Como seria de esperar em 2025, há também processamento assistido por IA. A Sony fala em algoritmos de remosaicing inteligentes — o processo que reconstrói a imagem final a partir do padrão de filtro de cor do sensor — para extrair mais detalhe fino e minimizar falsos contornos e moiré. Este tipo de abordagem é especialmente útil quando se faz crop a partir dos 200MP ou quando se trabalha com texturas complexas como cabelo, tecido e folhagem.
HDR híbrido: mais alcance dinâmico, menos compromisso
O LYT-901 combina Dual Conversion Gain HDR (DCG-HDR) com Hybrid Frame HDR (HF-HDR). Em termos práticos, o sensor consegue ler a cena com sensibilidades distintas e combinar múltiplas exposições ao nível do hardware e do software. A promessa é ultrapassar os 100 dB de alcance dinâmico, preservando altas luzes e recuperando sombras sem empastar. Menos halos, menos “céus queimados”, menos ruído nas zonas escuras — e, crucialmente, menos atrasos entre disparos porque a captação é eficiente.
Para vídeo, este tipo de HDR híbrido tende a evitar flicker e a manter a cor estável quando a luz muda rapidamente. Em ambientes urbanos, interiores com janelas ou sunsets no litoral, é exatamente isto que separa um bom clip de um que parece “lavado” ou com faixas de exposição.
Quem vai estrear o LYT-901 — e o recado à Samsung
A Sony afirma que o LYT-901 já entrou em produção em massa e está a ser enviado para fabricantes. Rumores apontam para que o Xiaomi 17 Ultra seja um dos primeiros a adotá-lo, com OPPO Find X9 Ultra e Vivo X300 Ultra também no horizonte. A escolha faz sentido: são marcas que já apostaram forte em fotografia e não se coíbem de integrar sensores topo de gama logo nas versões iniciais.

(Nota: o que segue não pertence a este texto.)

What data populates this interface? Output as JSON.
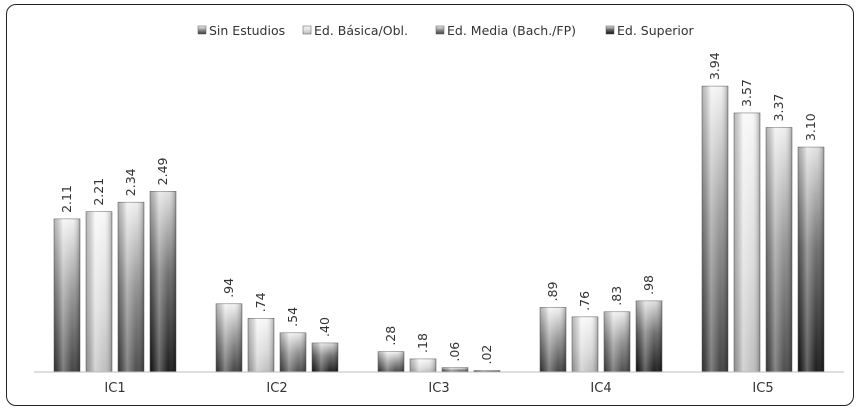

Para a Samsung, fica o desafio: colocar um sensor de 200MP tão grande quanto 1″ ou 1/1,1″ nos seus próximos flagships. O argumento técnico é sólido: um sensor maior, a par de boa ótica e estabilização, permite velocidades de obturação mais rápidas, menos ruído e melhor separação de planos, tudo sem depender em excesso de truques computacionais.
O que esperar nos próximos topos de gama
Se o LYT-901 cumprir no mundo real o que promete no papel, podemos ver:
- Noites mais limpas: ruído mais contido em ISO altos e sombras com textura.
- Zoom “quase óptico” nos níveis intermédios: fotos e vídeo com detalhe mais natural sem recorrer sempre à câmara tele.
- HDR com aspeto menos artificial: gradações suaves, tons de pele consistentes e céu com informação.
- Autofoco confiável: menos hunting e maior taxa de acerto em cenas difíceis.
- Menos câmaras redundantes: fabricantes podem simplificar módulos e focar na qualidade do conjunto.
Claro que o sensor é apenas uma peça do puzzle. Lentes, estabilização, ISP do chipset e software da marca continuam a decidir o resultado final. Mas o ponto de partida conta, e a Sony acaba de elevar a fasquia nos 200MP. Se os primeiros telemóveis com o LYT-901 confirmarem estas credenciais, a “guerra dos sensores” vai voltar a aquecer — desta vez, com ganhos visíveis para quem fotografa e filma com o telemóvel.